In 1803 the third president of the United States had a grand vision and a goal. With the acquisition of a vast swath of territory in the Louisiana Purchase, Thomas Jefferson was intent on exploring the new land of the United States, mapping it and finding a route across the continent to the Pacific. Motivated by the desire to expand economic power and scientific knowledge, Jefferson also sought to ensure this land was conquered before the European powers laid claim to it. Jefferson enlisted Meriwether Lewis and William Clark to lead the mission into wilderness never before trodden by white men. Jefferson’s vision and leadership inspired Lewis and Clark to achieve one of history’s great feats of exploration in spite of daunting challenges. In turn, it was the character, integrity and leadership qualities of Lewis and Clark that built a deep reservoir of faith and trust among the men of the Corps of Discovery, which, as Anthony Brandt describes in this issue, proved crucial at the most pivotal juncture in the quest to conquer a new frontier.
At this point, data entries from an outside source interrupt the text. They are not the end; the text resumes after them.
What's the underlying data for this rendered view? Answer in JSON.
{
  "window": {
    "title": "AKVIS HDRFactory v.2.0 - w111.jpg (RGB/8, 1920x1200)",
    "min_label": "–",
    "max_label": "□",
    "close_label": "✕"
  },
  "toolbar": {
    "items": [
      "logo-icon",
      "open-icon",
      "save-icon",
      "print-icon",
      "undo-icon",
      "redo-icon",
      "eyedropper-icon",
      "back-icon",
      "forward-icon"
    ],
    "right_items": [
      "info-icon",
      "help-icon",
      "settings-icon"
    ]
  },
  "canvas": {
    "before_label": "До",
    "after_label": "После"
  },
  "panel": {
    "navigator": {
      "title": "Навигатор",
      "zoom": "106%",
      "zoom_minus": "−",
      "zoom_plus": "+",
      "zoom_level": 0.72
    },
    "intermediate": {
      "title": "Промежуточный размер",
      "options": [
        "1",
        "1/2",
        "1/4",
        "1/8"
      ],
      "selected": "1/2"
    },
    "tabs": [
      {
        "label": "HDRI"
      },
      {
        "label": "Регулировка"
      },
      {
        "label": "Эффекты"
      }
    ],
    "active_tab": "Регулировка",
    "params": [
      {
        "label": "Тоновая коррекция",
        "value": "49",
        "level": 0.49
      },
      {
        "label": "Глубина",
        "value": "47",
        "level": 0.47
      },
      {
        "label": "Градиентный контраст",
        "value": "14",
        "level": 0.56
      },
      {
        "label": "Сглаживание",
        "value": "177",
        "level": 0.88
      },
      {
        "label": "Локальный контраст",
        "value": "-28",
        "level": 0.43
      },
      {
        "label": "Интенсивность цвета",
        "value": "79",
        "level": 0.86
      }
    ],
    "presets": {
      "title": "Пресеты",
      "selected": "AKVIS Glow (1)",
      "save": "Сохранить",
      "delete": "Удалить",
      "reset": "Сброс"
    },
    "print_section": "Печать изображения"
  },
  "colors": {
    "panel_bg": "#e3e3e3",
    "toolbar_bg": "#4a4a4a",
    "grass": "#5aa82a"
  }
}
One hundred and sixty years later, the 35th president of the United States had a grand vision and a goal. John F. Kennedy was motivated by the thirst for scientific knowledge and industrial advancement, and also the threat of a rival global power getting there first, when he made the bold promise to land men on the moon and return them safely to Earth. “We choose to go to the moon in this decade and do the other things,” said Kennedy, “not because they are easy, but because they are hard, because that goal will serve to organize and measure the best of our energies and skills, because that challenge is one that we are willing to accept, one we are unwilling to postpone, and one which we intend to win.” With those words, Kennedy inspired a generation to tackle the challenge of conquering space— and to take on more earthly issues such as peace, poverty and civil rights. As America marks the 50th anniversary of the assassination of President Kennedy, in this issue we reflect on the many challenges he faced in his 1,036 days in office, how he met those challenges and, even long after his death, how he inspired a nation to conquer new frontiers.